En raison de leur fragile situation, dû à leur état de grossesse et à la position ambigüe de certains employeurs, la salariée enceinte dispose, en droit français, de nombreuses dispositions protectrices, notamment à l’encontre de toute forme de discrimination.
Sur le sujet, la cour de Cassation vient de faire un rappel important sur le devoir de l’employeur.
La protection des salariés enceintes :
Au regard de l’article L1132-1 du Code du travail, aucune salariée ne doit être discriminée en raison de sa grossesse ou de sa situation familiale.
Pour faire simple, cela signifie que l’employeur ne peut pas utiliser une telle situation pour décider de promotions, d’augmentations ou de rupture de contrat.
En l’occurrence, toute salariée enceinte bénéficie d’une double protection :
• Une protection générale au titre du principe de non-discrimination, y compris pendant la période d’essai (Cass. Soc 16 février 2005 n°02-43.402)

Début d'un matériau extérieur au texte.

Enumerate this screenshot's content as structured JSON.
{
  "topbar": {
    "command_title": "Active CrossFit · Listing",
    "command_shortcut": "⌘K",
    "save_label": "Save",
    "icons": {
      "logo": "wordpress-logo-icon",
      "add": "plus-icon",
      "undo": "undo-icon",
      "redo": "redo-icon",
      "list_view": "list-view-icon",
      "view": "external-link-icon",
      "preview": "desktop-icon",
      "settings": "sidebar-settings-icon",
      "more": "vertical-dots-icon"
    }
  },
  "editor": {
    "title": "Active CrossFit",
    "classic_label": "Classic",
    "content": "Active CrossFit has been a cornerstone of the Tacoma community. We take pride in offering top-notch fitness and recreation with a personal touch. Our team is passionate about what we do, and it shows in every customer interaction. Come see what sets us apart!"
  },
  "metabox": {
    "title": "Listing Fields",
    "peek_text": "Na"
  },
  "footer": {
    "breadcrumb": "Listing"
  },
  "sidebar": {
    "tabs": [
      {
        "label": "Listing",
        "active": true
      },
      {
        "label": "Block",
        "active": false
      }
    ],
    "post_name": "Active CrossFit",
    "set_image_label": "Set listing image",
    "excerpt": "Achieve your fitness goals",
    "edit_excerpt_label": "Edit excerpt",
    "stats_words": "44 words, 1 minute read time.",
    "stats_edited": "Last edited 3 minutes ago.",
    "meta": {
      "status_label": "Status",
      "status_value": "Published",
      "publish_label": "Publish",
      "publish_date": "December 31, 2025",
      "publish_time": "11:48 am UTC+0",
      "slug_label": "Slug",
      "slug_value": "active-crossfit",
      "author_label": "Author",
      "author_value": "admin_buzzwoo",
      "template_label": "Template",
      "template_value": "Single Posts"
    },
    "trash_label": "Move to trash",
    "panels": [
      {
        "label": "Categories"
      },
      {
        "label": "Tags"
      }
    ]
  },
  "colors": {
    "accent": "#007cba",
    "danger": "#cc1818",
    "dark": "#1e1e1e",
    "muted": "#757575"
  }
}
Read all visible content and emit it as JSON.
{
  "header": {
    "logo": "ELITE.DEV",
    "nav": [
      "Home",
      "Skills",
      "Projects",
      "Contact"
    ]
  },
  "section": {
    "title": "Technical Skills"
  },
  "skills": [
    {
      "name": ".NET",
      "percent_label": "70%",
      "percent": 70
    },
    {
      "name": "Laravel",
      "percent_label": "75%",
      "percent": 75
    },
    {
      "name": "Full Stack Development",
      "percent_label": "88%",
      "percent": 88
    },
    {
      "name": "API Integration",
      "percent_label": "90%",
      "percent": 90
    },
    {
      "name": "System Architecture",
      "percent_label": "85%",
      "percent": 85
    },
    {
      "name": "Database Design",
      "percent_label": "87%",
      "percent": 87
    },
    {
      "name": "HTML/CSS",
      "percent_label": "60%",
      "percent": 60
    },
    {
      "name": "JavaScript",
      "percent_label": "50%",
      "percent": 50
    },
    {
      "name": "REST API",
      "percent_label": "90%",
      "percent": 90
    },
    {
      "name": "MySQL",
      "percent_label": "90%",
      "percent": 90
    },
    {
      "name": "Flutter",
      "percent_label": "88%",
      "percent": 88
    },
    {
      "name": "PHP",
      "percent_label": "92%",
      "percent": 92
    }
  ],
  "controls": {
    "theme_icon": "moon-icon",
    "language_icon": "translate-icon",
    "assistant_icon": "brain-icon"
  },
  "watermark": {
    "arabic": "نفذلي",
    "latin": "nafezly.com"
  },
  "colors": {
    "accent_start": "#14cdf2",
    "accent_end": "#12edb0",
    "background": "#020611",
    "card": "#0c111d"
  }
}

• Une protection spécifique propre à la rupture du contrat de travail en période d’essai, interdisant à l’employeur de tenir compte de l’état de grossesse pour prendre une telle décision (article L1225-1 du code du travail)
L’espèce :
En l’espèce, une salariée, qui se trouvait en période d’essai, a annoncé à son employeur qu’elle attendait un enfant. La période d’essai s’est poursuivie et peu de temps avant son terme, l’employeur a fait le choix de se séparer de la salariée. Nul doute ici pour la salariée, son état de grossesse a été déterminant pour la rupture de la période d’essai.
S’estimant victime d’une discrimination, la salariée a donc saisi le conseil des prud’hommes de demandes relatives à la nullité de la rupture de la période d’essai, la réintégration à son poste et le paiement de diverses sommes.
La salariée a été déboutée de ses demandes jusqu’en Cour d’appel, Les juges affirmaient que celle-ci n’apportait aucun élément laissant supposer l’existence d’une discrimination directe ou indirecte.
Renversement de la charge de la preuve
A l’opposé des juges de la cour d’appel, les magistrats du siège ont donné droit au salarié en considérant notamment que la charge de la preuve devait être inversée dans cette situation.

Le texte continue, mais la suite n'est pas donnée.